A resolution approved Wednesday will effectively bar many sodas and Gatorade products from vending machines in Montgomery County parks.
The proposal endorsed by the Maryland-National Capital Park and Planning Commission sets caps for calorie and sodium content in snacks and drinks. Health advocates earlier this week had been concerned about proposed amendments that would’ve raised the limits from 250 to 290 calories and from 200 to 270 milligrams of sodium.
These adjustments would’ve allowed the stocking of 20-ounce bottles of Mountain Dew, Fanta and Minute Maid lemonade in the park system’s roughly 35 vending machines in Montgomery County.
However, M-NCPPC decided to reject the changes and stick with the earlier version of its plan.

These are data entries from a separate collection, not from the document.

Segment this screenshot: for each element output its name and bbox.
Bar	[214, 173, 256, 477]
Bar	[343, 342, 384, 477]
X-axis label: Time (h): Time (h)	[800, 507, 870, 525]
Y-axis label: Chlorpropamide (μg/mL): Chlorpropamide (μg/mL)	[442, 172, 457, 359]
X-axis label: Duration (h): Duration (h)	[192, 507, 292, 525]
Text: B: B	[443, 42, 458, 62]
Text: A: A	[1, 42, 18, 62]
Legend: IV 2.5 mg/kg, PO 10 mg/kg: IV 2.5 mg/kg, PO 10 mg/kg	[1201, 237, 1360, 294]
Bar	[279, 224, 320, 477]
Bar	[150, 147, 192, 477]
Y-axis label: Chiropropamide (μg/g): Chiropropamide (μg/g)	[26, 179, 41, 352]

“When kids and families visit parks and recreation facilities in Montgomery and Prince George’s counties, they deserve the opportunity to choose healthy options so that they can maintain the benefits of physical activity as they refuel and rehydrate,” Shawn McIntosh, executive director of Sugar Free Kids Maryland, said in a prepared statement.
McIntosh’s group advocated for the resolution and fought the proposed amendments.
Beverage industry representatives had argued the proposed limits restricted customer choice and had the consequence of eliminating some locally manufactured products from vending machines.
In addition to setting caps, the resolution also establishes nutritional targets for at least half the vending machine products. To qualify as a “healthy food choice,” a product must contain fewer than 200 calories and derive less than 35 percent of the calories from fat, less than 10 percent from saturated fat and less than 35 percent from sugar. Healthy beverages should have fewer than 40 calories, with an exception for milk and certain juices, according to the resolution.
These health targets will apply to new and renewed vending machine contracts beginning in July.